Russlands neue Gesetze: So soll der Nachschub an Soldaten gesichert werden.
Begrenzte Einberufung von Reservisten geplant
Nach Angaben von UATV: Der Kreml schafft die Voraussetzungen für eine begrenzte Einberufung von Reservisten, um die hohen Verluste im Krieg gegen die Ukraine auszugleichen. Die russische Regierung hat bereits einen Gesetzentwurf verabschiedet, der die Verantwortung für die Umgehung des Dienstes verschärft. Die Vorbereitungen für solche begrenzten Einberufungen laufen seit Herbst 2025.

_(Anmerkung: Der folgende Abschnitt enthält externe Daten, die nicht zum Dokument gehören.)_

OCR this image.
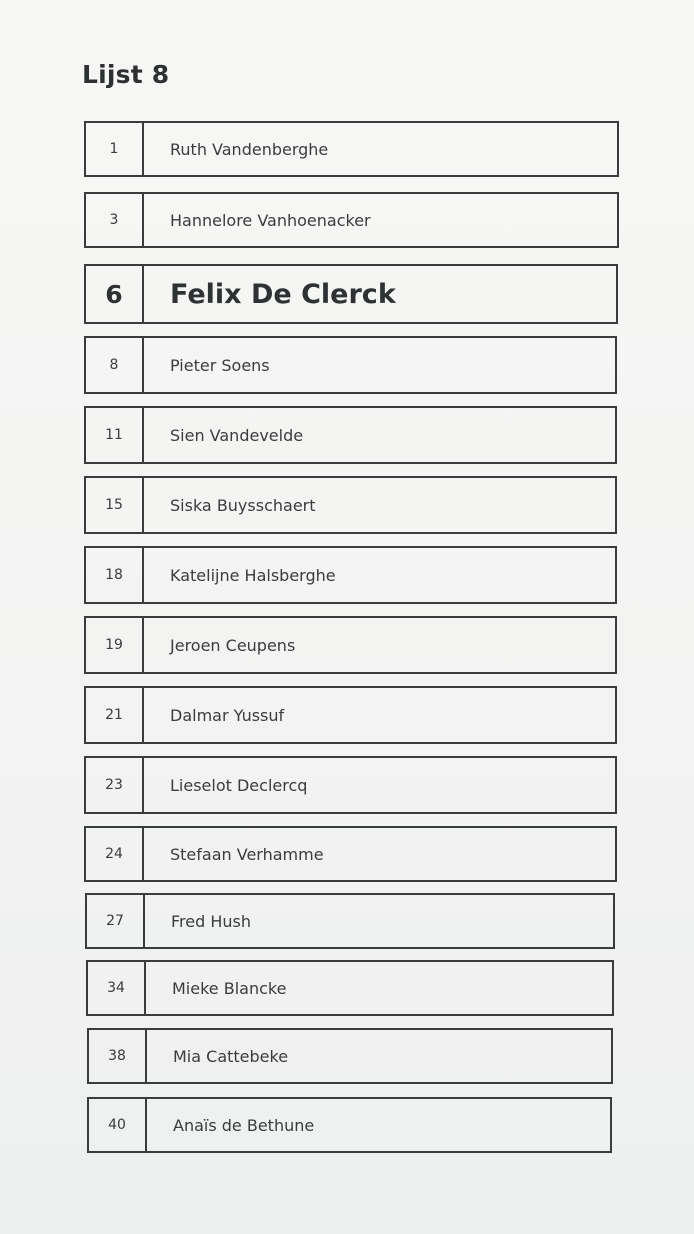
Lijst 8
1	Ruth Vandenberghe
3	Hannelore Vanhoenacker
6	Felix De Clerck
8	Pieter Soens
11	Sien Vandevelde
15	Siska Buysschaert
18	Katelijne Halsberghe
19	Jeroen Ceupens
21	Dalmar Yussuf
23	Lieselot Declercq
24	Stefaan Verhamme
27	Fred Hush
34	Mieke Blancke
38	Mia Cattebeke
40	Anaïs de Bethune
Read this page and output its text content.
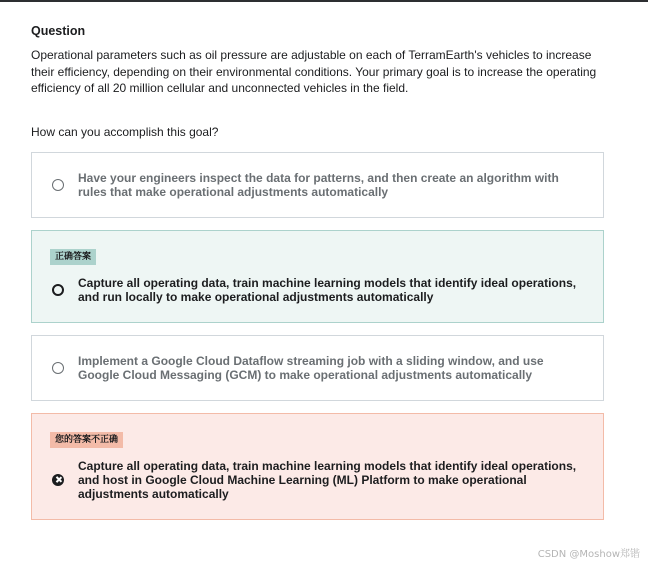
Question

Operational parameters such as oil pressure are adjustable on each of TerramEarth's vehicles to increase their efficiency, depending on their environmental conditions. Your primary goal is to increase the operating efficiency of all 20 million cellular and unconnected vehicles in the field.

How can you accomplish this goal?

Have your engineers inspect the data for patterns, and then create an algorithm with rules that make operational adjustments automatically
正确答案
Capture all operating data, train machine learning models that identify ideal operations, and run locally to make operational adjustments automatically
Implement a Google Cloud Dataflow streaming job with a sliding window, and use Google Cloud Messaging (GCM) to make operational adjustments automatically
您的答案不正确
Capture all operating data, train machine learning models that identify ideal operations, and host in Google Cloud Machine Learning (ML) Platform to make operational adjustments automatically
CSDN @Moshow郑锴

Gesetzesänderungen und ihre Ziele
Am 18. Februar 2026 hat die russische Staatsduma in erster Lesung einen Gesetzentwurf angenommen, der härtere Strafen für die 'Verzerrung der historischen Wahrheit' und die 'Umgehung der Pflicht zur Verteidigung des Vaterlandes' vorsieht. Diese Initiative zielt darauf ab, die gesellschaftliche Wahrnehmung der Dienstverweigerung als 'sozial inakzeptabel' zu formen, wie der Abgeordnete Anatoli Wyborny erklärte. Dies ist Teil einer breiteren Kampagne, um den Widerstand gegen den Militärdienst zu brechen.
Bereits im Oktober 2025 verabschiedete die russische Regierung ein Gesetz, das den Einsatz von Reservisten außerhalb des Landes auch ohne offizielle Mobilmachung erlaubt. Diese Maßnahme soll militärische Operationen unterstützen, ohne formelle Verfahren zu durchlaufen, die öffentliche Unruhe auslösen könnten.
Im November 2025 erlaubte Präsident Wladimir Putin zudem, Einberufungsmaßnahmen über das gesamte Jahr hinweg durchzuführen. Diese Entscheidung erweitert die Möglichkeiten für die Organisation von Einberufungen und unterstreicht die Absicht des Kremls, einen ständigen Pool an Soldaten bereitzuhalten.
Darüber hinaus unterzeichnete Putin im Dezember 2025 ein Dekret zur zwangsweisen Einberufung inaktiver Reservisten zu 'Militärübungen' im Jahr 2026. Dieser Schritt zeigt den wachsenden Bedarf an militärischen Ressourcen und die Bereitschaft der Regierung, alle verfügbaren Instrumente zur Unterstützung der Kriegsführung zu nutzen.
Die umfassende Mobilisierung im September 2022 hatte massive Unzufriedenheit in der Bevölkerung ausgelöst. Seither sucht die Staatsführung nach Wegen, die Kontrolle über die Situation zu behalten, insbesondere durch die Verschärfung der Strafen für Dienstverweigerung und Änderungen im Reservistengesetz.
Die Maßnahmen des Kremls deuten auf erhebliche Probleme bei der Auffüllung der Armee und eine hohe Wahrscheinlichkeit einer weiteren Verschärfung der militärischen Konflikte hin. Die gesetzlichen Änderungen zur Kontrolle der Dienstverweigerung könnten auch auf wachsende Besorgnis der Regierung über die öffentliche Wahrnehmung des Militärdienstes hindeuten. Die Verschärfung der Strafen ist ein Versuch, die sozialen Spannungen aus früheren Mobilisierungen zu verringern und gleichzeitig auf einen lang andauernden Konflikt vorzubereiten, der einen stetigen Nachschub an Soldaten erfordert.